There is No Free Pass

Blood Relation
A person who is related to another by birth rather than by marriage.

Nothing angers me more then when someone says "Oh but they are your family" or "They are your blood relatives". People use this as an excuse to forgive one another or put hurtful things into the past because being family gives them some sort of pass for being a jerk.

I have never agreed with this, nor have I ever applied to my life. People look at me like I have three heads when I tell them this. I get questions like, how can you not talk (insert relation here)? They are the only family you have!

First of all, family can defined in a number of ways. A person does not have to share your ancestry to be family. I consider my boyfriend, my close friends and even my pets family. To me, these are people that are there for me. They have supported me, been there through the good and bad, comforted me, celebrated with me and are people that I can't imagine living without.

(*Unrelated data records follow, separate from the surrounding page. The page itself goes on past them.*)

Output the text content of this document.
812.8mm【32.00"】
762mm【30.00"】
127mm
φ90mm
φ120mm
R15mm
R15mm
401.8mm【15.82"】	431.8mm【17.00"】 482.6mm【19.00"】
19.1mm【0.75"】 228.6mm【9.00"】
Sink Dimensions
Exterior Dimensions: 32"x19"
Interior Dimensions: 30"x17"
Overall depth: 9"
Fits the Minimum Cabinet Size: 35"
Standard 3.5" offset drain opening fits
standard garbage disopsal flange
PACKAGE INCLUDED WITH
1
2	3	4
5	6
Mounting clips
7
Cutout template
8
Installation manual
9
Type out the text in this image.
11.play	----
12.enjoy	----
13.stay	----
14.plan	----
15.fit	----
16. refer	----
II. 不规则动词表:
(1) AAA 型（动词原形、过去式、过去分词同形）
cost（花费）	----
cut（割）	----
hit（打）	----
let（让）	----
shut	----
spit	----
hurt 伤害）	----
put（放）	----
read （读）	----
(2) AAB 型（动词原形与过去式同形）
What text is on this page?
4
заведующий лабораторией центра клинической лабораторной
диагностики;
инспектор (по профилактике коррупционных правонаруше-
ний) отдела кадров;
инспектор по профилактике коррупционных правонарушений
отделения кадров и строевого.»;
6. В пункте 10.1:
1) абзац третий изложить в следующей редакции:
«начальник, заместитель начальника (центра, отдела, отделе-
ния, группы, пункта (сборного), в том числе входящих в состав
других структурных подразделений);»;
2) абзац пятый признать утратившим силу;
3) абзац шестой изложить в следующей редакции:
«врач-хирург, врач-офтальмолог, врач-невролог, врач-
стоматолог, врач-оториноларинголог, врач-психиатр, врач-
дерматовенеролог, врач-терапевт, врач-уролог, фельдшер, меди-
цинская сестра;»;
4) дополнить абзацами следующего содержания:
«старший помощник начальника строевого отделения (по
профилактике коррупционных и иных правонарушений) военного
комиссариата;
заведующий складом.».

Yes, I have real relatives that I consider family. But not all. Why would I consider someone who abused me in childhood family? Yet still people say that I should forgive.

I will not forgive or forget. That would be denying who I am and what I went through. I no longer am pulled down by things in the past (for the most part), but that does mean that they receive a free pass for the things they did. I'm not talking about they stole my $20 and didn't give it back. When someone helps, assists or turns a blind eye to physical, emotional or sexual abuse to a child, they don't deserve forgiveness. No matter who they are or what their relation is to you.

I choose not to forgive these people and let them back into my life. And it is still a topic that angers me to this day, because still people ask me those questions.

I hope that these people have not forgiven someone who has traumatized them in life...

Monday, August 6, 2012

Pills Everywhere

When I was younger, I used to see all the medication bottles that my grandpa had and associated that with getting old. The older you got, the more pills you needed. Made sense to me. Old bodies slowly begin to fail, that is the natural process.

When I was given my first prescription drug at 13, I was indifferent about it.  I knew that I needed it and it was fine.  Just a couple pills, right? By the time I was in high school, it had changed, but it will still just a couple.  I lacked discipline and didn't always take them. It wasn't life or death and if I could go back in time, I don't think I would have changed it.

In my early twenties, the doctor's discovered solutions to some other problems I was having, which added another pill to what I already was taking. Shortly after that came great pain.  Extreme enough that it took me into the hospital.

They told me that I had a liver infection and my kidneys were leaking.  The reasoning? Seemed that the medications were weakening them.  Did I mention my grandpa died because of all the medication he was on, that his liver finally gave out? It's called Drug-Induced Liver disease and it's fairly common when you get older, so we were told.

So here I am, told that because I've been on medication for so long, but body is having a hard time keeping up.  The fix? Stay on your meds and add this antibiotic to it.

It scared me for a long time. My kidneys leaked for many years and I didn't take my meds all the time, for fear that I would speed up the leaking and end up with kidney disease.

Fast forward to today. I'm 30 years old and I have progressed to having one of these handy dandy pill organizers.  It's become that bad.  I was always a sick child but never realized that I would have so many different problems as I grew into adult hood.

As it stands right now, I take 8 pills a day.  Yes, 8. One is still increasing, so within a couple months, you can make that number 10.  Those are just pills.  I also take 5 injections a day.

My cupboard looks like a pharmacy.  But what can you do?  Without the medications I have pain or other complications.  And with them I will develop other complications as I get older.  I've chosen to life as well as I can now... with all the drugs.  I might not live a long life, but at least I'll have actually lived part of it.  Not just sat in pain and misery.